Tuesday, March 31, 2009

Motherhood




I have been blessed to be a mother for almost 3 years now. The experience has been so many different things at so many different times. I suppose that, just like with all things you anticipate, you have somewhat of an idea of what to expect. I've watched my own mother in action my whole life as she raised 6 children with my father, so I am aware of the basics. I have always envision myself raising a family, being an amazing mom. When Erik and I got married we knew that we wanted to start our family right away and I would be a stay-at-home mom. I never questioned it. So now, 4 years after Erik and I wed, we have two young children, and I am full filling my desires to raise my little guys full time. It is such a joy and a privilege. They are amazing little wonders and I can't believe God has entrusted them to me.
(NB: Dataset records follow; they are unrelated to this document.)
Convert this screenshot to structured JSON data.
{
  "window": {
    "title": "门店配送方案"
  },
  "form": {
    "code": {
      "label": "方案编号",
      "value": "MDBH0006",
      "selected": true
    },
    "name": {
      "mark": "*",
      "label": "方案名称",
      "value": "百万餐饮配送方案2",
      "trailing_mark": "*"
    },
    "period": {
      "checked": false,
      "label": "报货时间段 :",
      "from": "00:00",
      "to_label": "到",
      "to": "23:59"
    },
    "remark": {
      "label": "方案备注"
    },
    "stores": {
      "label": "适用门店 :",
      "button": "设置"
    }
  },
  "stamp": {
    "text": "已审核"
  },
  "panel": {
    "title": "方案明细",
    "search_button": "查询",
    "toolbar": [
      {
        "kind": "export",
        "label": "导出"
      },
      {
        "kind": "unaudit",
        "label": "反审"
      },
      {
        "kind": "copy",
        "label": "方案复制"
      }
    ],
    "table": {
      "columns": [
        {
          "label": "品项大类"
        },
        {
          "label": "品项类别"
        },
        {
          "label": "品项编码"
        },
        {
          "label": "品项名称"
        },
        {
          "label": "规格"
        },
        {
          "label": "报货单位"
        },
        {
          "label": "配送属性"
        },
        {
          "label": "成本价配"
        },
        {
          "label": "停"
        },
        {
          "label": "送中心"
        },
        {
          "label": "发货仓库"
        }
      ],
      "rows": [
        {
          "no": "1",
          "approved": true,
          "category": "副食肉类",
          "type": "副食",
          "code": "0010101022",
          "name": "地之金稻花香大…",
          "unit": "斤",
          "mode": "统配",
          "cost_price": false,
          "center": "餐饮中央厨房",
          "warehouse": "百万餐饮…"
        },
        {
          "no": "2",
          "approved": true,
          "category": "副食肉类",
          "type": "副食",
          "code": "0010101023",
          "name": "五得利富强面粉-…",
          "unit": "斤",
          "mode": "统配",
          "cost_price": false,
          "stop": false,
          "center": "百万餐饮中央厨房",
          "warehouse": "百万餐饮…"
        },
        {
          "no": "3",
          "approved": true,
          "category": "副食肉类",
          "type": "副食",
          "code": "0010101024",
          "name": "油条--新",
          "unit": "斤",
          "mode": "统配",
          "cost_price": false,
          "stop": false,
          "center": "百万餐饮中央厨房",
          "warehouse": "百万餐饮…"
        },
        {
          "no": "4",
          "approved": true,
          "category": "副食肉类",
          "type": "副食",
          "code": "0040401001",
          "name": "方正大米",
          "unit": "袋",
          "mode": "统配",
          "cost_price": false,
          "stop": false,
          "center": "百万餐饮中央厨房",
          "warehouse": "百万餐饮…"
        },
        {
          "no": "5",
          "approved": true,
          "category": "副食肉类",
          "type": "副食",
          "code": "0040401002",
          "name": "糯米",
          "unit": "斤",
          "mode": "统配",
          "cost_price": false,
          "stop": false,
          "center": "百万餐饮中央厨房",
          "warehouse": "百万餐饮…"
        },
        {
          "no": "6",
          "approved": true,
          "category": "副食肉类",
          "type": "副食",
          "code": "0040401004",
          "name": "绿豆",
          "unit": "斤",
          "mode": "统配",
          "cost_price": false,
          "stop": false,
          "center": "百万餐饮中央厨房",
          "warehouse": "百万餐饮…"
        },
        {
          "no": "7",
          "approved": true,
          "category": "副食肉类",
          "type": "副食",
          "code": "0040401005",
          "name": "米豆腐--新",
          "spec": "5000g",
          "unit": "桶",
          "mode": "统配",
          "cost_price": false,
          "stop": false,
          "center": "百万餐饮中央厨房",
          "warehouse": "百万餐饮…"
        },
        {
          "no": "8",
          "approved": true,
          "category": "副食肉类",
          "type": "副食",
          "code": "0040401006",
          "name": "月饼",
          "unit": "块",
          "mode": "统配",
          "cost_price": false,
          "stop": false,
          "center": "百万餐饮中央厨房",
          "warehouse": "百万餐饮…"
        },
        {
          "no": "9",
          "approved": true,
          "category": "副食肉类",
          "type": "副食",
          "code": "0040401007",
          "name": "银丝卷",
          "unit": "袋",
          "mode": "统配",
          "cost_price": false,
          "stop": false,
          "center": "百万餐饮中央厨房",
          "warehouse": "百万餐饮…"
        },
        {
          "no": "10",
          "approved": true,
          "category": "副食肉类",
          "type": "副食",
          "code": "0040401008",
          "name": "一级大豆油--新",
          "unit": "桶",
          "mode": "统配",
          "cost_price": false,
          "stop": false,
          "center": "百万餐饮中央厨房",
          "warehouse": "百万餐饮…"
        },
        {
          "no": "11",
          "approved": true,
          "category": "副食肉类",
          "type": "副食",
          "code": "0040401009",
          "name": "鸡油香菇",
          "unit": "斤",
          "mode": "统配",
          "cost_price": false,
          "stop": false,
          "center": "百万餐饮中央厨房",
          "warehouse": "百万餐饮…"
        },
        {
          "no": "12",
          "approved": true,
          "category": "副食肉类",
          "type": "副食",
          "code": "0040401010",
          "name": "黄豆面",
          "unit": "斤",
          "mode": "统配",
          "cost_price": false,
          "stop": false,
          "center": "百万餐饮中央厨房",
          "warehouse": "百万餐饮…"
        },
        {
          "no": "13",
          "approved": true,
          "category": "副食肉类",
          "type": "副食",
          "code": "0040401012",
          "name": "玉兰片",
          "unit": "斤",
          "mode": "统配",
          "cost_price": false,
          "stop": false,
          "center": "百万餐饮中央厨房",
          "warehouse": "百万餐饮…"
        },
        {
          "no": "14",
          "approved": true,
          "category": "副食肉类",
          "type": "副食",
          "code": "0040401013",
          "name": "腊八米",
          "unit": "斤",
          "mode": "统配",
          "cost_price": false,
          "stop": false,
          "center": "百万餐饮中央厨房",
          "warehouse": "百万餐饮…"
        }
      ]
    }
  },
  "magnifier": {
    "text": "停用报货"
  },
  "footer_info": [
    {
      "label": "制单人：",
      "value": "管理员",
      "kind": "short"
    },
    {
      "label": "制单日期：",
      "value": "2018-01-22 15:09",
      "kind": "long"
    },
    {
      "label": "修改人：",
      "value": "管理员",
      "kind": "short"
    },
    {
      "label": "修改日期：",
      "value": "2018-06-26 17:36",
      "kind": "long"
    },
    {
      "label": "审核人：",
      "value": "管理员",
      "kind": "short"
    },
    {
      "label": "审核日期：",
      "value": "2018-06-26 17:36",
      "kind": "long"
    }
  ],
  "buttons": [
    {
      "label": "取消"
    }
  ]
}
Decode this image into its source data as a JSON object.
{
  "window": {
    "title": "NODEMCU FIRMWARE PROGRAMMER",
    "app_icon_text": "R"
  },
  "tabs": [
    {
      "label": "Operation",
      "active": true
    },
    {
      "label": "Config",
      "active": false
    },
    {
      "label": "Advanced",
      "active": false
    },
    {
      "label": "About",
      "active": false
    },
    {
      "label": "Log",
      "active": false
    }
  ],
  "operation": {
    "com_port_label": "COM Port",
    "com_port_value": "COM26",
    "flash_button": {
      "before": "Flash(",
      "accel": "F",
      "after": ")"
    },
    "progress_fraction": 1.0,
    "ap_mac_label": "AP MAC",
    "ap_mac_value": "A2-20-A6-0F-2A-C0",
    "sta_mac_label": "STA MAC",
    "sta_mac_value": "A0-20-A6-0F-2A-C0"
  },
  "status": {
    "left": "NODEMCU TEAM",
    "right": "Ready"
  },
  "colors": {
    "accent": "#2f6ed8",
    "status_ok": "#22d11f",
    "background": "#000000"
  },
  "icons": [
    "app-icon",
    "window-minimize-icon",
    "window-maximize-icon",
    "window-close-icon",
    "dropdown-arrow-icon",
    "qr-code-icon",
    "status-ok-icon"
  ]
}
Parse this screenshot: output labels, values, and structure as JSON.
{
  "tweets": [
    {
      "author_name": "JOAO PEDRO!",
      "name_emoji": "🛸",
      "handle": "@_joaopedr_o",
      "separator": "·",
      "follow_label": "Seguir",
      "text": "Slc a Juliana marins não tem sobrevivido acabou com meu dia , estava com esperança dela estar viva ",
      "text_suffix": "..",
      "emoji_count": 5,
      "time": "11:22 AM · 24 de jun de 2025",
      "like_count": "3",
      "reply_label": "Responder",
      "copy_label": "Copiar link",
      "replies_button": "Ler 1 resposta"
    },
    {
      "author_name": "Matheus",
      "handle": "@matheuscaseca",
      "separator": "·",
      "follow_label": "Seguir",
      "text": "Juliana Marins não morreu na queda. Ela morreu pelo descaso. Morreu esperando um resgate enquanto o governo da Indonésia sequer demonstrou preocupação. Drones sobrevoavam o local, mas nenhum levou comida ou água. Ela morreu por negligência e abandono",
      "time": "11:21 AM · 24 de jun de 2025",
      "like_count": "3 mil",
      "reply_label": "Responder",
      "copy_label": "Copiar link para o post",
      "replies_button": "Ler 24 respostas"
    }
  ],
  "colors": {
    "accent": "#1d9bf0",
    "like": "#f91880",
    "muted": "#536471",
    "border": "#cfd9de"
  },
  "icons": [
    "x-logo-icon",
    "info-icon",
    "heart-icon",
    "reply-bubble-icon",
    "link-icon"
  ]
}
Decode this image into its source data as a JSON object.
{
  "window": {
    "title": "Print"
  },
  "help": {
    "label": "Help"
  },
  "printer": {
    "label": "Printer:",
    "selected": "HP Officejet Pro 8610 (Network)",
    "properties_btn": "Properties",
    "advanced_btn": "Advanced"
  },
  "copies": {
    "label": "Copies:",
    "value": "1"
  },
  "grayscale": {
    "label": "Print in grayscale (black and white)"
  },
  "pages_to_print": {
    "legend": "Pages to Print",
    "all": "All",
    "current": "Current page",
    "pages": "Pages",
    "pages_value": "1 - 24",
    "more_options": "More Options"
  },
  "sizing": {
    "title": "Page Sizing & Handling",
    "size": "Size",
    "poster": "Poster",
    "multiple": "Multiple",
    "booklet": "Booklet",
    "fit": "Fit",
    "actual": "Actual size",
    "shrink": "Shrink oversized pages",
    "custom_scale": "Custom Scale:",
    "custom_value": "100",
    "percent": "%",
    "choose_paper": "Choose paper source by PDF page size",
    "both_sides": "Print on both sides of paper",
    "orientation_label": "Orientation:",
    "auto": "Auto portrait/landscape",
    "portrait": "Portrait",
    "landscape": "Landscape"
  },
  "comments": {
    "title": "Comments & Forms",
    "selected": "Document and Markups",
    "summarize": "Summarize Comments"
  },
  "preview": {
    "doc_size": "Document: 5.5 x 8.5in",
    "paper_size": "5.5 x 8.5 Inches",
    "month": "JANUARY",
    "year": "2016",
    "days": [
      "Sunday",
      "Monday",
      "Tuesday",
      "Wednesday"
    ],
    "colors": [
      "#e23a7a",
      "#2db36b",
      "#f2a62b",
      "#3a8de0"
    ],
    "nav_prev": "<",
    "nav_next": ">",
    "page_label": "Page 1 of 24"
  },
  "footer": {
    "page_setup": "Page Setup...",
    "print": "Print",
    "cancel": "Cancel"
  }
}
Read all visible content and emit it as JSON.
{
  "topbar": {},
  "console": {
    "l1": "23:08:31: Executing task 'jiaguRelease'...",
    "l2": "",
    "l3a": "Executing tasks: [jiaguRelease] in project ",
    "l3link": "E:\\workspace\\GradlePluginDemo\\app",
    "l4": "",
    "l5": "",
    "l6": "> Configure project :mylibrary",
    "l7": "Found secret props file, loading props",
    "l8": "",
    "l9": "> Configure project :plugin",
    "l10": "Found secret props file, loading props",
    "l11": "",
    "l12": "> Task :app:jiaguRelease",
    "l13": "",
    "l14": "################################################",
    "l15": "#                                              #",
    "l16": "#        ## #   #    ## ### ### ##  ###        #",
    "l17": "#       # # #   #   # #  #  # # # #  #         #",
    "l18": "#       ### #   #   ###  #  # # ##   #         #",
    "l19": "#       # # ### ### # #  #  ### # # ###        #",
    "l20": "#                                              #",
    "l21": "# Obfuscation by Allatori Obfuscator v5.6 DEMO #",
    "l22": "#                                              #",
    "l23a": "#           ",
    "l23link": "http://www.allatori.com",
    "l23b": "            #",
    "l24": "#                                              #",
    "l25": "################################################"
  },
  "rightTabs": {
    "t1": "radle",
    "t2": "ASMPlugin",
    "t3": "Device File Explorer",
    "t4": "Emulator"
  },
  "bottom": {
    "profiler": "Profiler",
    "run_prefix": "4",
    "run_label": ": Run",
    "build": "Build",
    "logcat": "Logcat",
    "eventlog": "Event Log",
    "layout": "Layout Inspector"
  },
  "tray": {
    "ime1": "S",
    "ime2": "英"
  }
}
That's the scary part sometimes. When I think about the weight of the responsibility, I am so humbled and feel so inadequate. I know that I need to remember that God doesn't question my abilities. He knows what I am capable of. I am encouraged to stand up to the daily challenges that motherhood brings. With all the things I thought motherhood would be, I never expected how sacrificial it would be. God knows the journey ahead of me and He faithfully equips me properly. For that my heart is full of gratitude. Thank you Lord for blessing me with these gifts and for providing the proper tools to get the job done right.